Intanto, tutto è organizzato per i funerali di Vittorio Emanuele di Savoia, che verranno celebrati nel Duomo di Torino sabato 10 febbraio alle 15, alla presenza dei grandi reali d’Europa. Il Duomo aprirà alle 13 per l’accesso degli ospiti invitati e chiuderà alle 14.30. Alle 14.45 previsto l’arrivo della Famiglia Reale. Alle ore 14.50 il feretro entrerà in cattedrale, accompagnato dal Principe Emanuele Filiberto, Duca di Savoia e Capo della Real Casa, seguito da Johannes Niederhauser, segretario generale dell’Ordine Supremo della Santissima Annunziata, che porterà su un cuscino il Collare dell’Ordine, sulle note dell’Inno Sardo.

Tornando ai gioielli, stimare l’esatto valore è quasi impossibile. Esiste una sola analisi di questo tipo e risale agli anni ’70, ma nel frattempo l’importanza storica dei gioielli è aumentata. I gioielli non sono mai stati mostrati in pubblico da quando sono stati nascosti durante la seconda guerra mondiale.

Quanto valgono i gioielli della Corona custoditi dalla Banca d’Italia

Il Tesoro della Corona d’Italia è l’insieme di tutti i gioielli appartenuti alla casa Savoia, che ha regnato sul Paese tra il 1861 e il 1946. È composto da varie parti, tra cui anche la Corona di Ferro, storica corona del Regno d’Italia e del Sacro Romano Impero, ma anche reliquia per la Chiesa Cattolica e custodita nel duomo di Monza.
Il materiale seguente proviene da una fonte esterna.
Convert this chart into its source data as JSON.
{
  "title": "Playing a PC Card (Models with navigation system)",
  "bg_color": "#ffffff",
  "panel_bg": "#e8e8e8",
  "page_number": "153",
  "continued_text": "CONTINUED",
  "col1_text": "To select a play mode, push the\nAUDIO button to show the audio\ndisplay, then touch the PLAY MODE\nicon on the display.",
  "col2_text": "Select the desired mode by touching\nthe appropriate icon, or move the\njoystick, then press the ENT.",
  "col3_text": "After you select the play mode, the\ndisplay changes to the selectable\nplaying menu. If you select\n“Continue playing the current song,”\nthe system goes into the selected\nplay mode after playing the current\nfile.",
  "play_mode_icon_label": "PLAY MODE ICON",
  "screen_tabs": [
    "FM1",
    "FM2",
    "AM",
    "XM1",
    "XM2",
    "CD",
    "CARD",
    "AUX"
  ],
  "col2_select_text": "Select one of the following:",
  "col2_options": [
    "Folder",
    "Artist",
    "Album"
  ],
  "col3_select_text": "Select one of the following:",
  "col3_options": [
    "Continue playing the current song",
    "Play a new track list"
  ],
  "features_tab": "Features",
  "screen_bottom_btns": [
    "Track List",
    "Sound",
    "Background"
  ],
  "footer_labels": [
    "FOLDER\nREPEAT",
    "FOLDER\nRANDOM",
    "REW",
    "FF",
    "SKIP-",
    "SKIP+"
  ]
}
Buona parte del corredo, i cosiddetti gioielli quotidiani, si trovano però nei sotterranei della Banca d’Italia. Furono nascosi in quel luogo per ordine di re Vittorio Emanuele III nel 1942, per sottrarli all’invasione nazista dopo l’armistizio. Sono questi l’obiettivo dei Savoia e della causa civile contro lo Stato il cui processo si celebrerà a ottobre.

Esiste una sola valutazione dei preziosi, fatta nel 1976 durante un’indagine della polizia per il sospetto che uno dei gioielli fosse stato trafugato prima che il corredo fosse nascosto. Fu fatta dall’azienda Bulgari, e parla di 2 miliardi di lire. Al netto del cambio e dell’inflazione, sarebbero circa 11 miliardi di euro. 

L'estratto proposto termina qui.